The file ships four adaptable examples: two-group difference (a sanity check against the closed-form t-test), logistic regression, a cluster-randomized trial with an ICC, and a repeated-measures linear mixed model. Copy the closest one and edit the data-generating block.

When you must simulate

Design / analysis	Why no formula	What to simulate
Logistic / Poisson regression	Power depends on the full covariate distribution	Generate predictors, compute the linear predictor, draw the outcome, fit the GLM
Mixed-effects / repeated measures	Random effects + within-subject correlation	Draw subject/cluster random effects, then observations; fit `mixedlm`
Cluster-randomized trial	ICC inflates variance; clusters are the unit	Cluster random intercepts via ICC; fit a mixed model or use the design effect
Survival (Cox / log-rank)	Censoring and event-time distribution	Draw event and censoring times; fit `lifelines` CoxPH or run a log-rank test
Interaction terms	Power for an interaction ≪ power for main effects	Generate the factorial structure and the interaction effect; test that coefficient
Mediation	Product-of-coefficients null is non-normal	Simulate the path model; bootstrap or test the indirect effect
Non-standard / custom test	No theory at all	Whatever your analysis script does

Key correctness points

Analyze exactly as planned. If the real analysis adjusts for covariates, include them in the simulation. If it uses a robust SE or a specific correction, apply it in gen_and_test. The whole value of simulation is fidelity to the plan.
Handle estimation failures. GLMs and mixed models can fail to converge or hit perfect separation. Wrap the fit in try/except and count a failure as not significant (conservative). If failures are common, that itself is a warning about the design or sample size.
Watch Type I error too. As a check, simulate under the null (effect = 0) and confirm the rejection rate ≈ α. If it's inflated (common with small-cluster mixed models or naive cluster SEs), your planned analysis is anticonservative and the power number is meaningless until you fix the analysis.
Seed it. A fixed seed makes the search reproducible and stops find_sample_size from chasing simulation noise around the boundary.

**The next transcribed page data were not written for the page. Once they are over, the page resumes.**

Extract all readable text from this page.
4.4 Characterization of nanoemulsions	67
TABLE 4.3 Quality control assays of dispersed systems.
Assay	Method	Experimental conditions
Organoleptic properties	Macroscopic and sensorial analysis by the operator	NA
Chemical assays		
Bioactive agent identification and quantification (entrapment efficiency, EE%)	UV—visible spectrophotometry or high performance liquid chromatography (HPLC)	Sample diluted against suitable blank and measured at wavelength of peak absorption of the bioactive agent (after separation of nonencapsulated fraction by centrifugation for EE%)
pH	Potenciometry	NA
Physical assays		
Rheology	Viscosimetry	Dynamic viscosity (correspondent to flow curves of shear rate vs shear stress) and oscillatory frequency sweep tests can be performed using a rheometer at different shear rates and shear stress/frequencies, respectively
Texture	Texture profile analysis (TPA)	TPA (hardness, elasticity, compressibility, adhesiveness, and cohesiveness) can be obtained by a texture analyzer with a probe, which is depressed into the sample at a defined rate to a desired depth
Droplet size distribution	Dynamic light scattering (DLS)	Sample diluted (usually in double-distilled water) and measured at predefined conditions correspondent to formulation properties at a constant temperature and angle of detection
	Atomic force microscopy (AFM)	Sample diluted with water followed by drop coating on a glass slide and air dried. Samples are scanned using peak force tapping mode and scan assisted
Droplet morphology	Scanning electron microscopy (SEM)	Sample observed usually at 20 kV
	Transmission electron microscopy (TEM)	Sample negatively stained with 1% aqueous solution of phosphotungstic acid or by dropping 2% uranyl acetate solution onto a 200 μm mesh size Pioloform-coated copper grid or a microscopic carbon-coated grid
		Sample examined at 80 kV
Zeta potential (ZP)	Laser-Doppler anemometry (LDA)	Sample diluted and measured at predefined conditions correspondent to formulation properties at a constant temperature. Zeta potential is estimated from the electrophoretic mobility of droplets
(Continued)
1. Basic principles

Modeling realistic complications

Dropout. Either simulate missingness directly (drop rows / occasions under the assumed mechanism, then analyze the reduced data — captures the real power loss including any bias), or compute the analyzed n and inflate the enrolled n by 1/(1−dropout).
Clustering / ICC. Split total variance into between-cluster (τ²) and residual (σ²) with ICC = τ²/(τ²+σ²), draw a cluster random effect ~ N(0, τ), add it to every member of the cluster. See example_cluster_randomized.
Unequal allocation / stratification. Generate the exact group sizes and strata the design will produce; don't assume balance the design won't deliver.
Repeated measures. Subject random intercept (and slope, if relevant) plus a within-subject residual; the within-subject correlation is τ²/(τ²+σ²).

Reporting a simulation-based power analysis

State enough that someone could rerun it:

Power was estimated by simulation (5,000 replicates per sample size). Data were
generated assuming a baseline event rate of 20%, a treatment log-odds of 0.8, and
analyzed with logistic regression adjusting for age and site, matching the planned
analysis. A sample of n = 150 per arm yielded 82% power (95% Monte Carlo CI
80.5-83.5%) at α = .05 (two-sided). Code is available at [link].